I join the Court’s opinion and add this afterword to flag an issue of no consequence here, but one on which a future case might turn. In comparing invalid applications against valid ones for purposes of the First Amendment overbreadth doctrine, the Supreme Court of Virginia apparently assumed that the appropriate focus of the analysis was the “unwritten” element of the housing authority’s trespass policy, that is, the requirement that nonresidents distributing literature or demonstrating on the property obtain prior authorization. *125264 Va. 48, 58-60, 563 S. E. 2d 674, 680-681 (2002) (finding that the “unwritten” portion of the policy, although designed to punish unprotected activities, allowed the housing manager to prohibit protected speech “that she finds personally distasteful or offensive” and “speech that is political or religious in nature”). We, on the other hand, take a broader view of the relevant law, by looking to the potential applications of the entire trespass policy, written and unwritten.
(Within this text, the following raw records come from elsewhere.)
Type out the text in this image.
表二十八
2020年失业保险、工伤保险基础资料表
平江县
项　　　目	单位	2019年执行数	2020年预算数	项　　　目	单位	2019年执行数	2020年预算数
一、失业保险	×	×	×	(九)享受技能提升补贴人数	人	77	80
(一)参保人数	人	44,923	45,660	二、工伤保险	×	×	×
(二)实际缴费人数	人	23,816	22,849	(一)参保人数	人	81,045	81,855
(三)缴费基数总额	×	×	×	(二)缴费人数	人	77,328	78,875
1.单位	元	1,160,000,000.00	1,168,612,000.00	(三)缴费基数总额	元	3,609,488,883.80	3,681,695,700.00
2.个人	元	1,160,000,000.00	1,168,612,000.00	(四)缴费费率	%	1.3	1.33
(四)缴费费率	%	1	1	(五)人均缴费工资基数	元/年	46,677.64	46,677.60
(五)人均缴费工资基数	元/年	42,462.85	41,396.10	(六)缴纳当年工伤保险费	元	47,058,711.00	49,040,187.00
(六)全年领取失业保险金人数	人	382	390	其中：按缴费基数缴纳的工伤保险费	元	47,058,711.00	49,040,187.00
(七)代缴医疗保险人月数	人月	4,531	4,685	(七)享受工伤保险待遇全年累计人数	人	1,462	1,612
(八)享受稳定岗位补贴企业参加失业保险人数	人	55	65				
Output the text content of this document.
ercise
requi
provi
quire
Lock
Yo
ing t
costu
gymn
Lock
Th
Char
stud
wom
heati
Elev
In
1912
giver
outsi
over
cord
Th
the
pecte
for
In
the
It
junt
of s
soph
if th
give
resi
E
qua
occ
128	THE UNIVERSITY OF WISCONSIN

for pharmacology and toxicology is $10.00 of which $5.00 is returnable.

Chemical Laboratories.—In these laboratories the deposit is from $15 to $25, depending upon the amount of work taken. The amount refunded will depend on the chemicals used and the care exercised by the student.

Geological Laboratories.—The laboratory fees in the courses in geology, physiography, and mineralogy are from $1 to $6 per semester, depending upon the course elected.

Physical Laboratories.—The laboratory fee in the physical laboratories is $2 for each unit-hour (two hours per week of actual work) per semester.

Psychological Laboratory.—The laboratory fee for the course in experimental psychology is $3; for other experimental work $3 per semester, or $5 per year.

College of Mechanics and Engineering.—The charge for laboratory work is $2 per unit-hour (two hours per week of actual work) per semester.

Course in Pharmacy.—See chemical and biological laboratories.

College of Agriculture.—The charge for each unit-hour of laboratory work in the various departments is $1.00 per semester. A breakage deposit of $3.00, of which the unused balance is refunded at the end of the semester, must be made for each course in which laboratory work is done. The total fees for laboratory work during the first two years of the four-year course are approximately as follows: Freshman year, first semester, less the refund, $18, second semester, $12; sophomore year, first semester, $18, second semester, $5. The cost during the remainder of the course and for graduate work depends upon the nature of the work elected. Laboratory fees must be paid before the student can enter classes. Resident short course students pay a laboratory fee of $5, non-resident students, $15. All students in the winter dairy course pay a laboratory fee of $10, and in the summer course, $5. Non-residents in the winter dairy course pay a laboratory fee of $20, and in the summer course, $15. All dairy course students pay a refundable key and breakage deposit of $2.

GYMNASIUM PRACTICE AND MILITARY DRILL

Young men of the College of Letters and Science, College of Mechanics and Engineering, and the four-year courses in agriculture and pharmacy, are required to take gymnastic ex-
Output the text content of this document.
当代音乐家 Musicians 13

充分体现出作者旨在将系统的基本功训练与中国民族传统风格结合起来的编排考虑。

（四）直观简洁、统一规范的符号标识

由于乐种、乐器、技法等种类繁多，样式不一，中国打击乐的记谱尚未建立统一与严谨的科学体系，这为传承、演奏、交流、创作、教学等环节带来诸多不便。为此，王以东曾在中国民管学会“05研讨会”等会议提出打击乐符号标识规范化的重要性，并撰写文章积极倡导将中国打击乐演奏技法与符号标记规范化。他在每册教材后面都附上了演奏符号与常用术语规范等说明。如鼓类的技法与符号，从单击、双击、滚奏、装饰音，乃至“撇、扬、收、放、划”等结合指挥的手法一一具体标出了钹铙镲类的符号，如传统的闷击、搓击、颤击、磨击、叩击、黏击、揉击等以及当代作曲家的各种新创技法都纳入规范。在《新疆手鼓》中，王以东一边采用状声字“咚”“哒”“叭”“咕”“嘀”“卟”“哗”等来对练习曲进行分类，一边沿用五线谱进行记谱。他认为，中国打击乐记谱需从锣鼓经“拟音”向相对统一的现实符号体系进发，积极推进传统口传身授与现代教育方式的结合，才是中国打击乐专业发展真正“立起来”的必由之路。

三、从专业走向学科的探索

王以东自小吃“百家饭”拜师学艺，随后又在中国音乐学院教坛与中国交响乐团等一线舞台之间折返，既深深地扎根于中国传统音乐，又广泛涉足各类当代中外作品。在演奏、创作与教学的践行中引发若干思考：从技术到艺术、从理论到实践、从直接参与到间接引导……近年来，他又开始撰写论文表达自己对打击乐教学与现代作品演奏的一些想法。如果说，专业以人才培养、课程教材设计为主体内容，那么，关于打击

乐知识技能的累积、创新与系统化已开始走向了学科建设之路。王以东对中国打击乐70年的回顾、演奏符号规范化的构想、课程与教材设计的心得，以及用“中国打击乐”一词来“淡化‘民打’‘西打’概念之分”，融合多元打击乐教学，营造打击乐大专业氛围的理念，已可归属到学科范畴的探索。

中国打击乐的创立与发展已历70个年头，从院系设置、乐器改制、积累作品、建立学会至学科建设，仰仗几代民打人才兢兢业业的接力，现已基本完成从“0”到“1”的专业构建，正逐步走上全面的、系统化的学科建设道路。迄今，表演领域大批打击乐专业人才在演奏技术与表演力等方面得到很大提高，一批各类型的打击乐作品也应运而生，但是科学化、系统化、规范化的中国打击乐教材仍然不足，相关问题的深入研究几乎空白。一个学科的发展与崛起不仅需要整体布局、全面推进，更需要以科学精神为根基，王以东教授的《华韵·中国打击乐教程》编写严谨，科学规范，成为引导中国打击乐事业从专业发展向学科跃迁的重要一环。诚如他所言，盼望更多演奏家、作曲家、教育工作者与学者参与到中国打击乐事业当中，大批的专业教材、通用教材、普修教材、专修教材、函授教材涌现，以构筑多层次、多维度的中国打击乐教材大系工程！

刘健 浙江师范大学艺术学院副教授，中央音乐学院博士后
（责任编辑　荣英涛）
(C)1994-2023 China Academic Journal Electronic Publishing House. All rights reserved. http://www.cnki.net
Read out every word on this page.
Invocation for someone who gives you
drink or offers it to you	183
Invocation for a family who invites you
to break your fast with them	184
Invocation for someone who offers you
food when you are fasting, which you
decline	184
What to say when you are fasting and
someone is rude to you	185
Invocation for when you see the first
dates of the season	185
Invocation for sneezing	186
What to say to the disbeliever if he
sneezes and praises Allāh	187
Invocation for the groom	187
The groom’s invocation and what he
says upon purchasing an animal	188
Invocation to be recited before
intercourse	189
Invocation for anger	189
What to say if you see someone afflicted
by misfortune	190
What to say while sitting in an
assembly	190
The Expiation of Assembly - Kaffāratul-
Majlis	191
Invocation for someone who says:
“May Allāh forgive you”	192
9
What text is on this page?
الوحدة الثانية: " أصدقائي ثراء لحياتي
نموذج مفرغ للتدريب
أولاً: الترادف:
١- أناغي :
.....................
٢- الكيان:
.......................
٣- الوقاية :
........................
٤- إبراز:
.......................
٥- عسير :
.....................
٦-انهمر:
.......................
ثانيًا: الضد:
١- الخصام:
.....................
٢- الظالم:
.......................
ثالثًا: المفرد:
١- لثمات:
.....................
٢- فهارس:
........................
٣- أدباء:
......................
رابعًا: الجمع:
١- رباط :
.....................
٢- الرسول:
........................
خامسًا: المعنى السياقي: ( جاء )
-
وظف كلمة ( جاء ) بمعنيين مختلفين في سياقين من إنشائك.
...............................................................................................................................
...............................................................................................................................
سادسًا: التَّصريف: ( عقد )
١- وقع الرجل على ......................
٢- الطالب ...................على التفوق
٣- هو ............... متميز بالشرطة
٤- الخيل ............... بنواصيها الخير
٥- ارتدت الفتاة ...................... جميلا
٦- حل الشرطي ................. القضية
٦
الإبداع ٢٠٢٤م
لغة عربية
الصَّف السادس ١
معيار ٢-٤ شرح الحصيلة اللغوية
Ante, at 121-124. It does not matter here, however, which position one takes on the appropriate “law” whose over-breadth is to be assessed, for there is no substantial over-breadth either way. Regardless of the scope of the law that forms the denominator of the fraction here, the numerator of potential invalid applications is too small to result in a finding of substantial overbreadth. But in other circumstances, the scope of the law chosen for comparison with invalid applications might decide the case. It might be dispositive whether, say, a city’s speech ordinance for a public park is analyzed alone or as one element of the combined policies governing expression in public schoolyards, municipal cemeteries, and the city council chamber. Suffice it to say that today’s decision does not address how to go about identifying the scope of the relevant law for purposes of overbreadth analysis.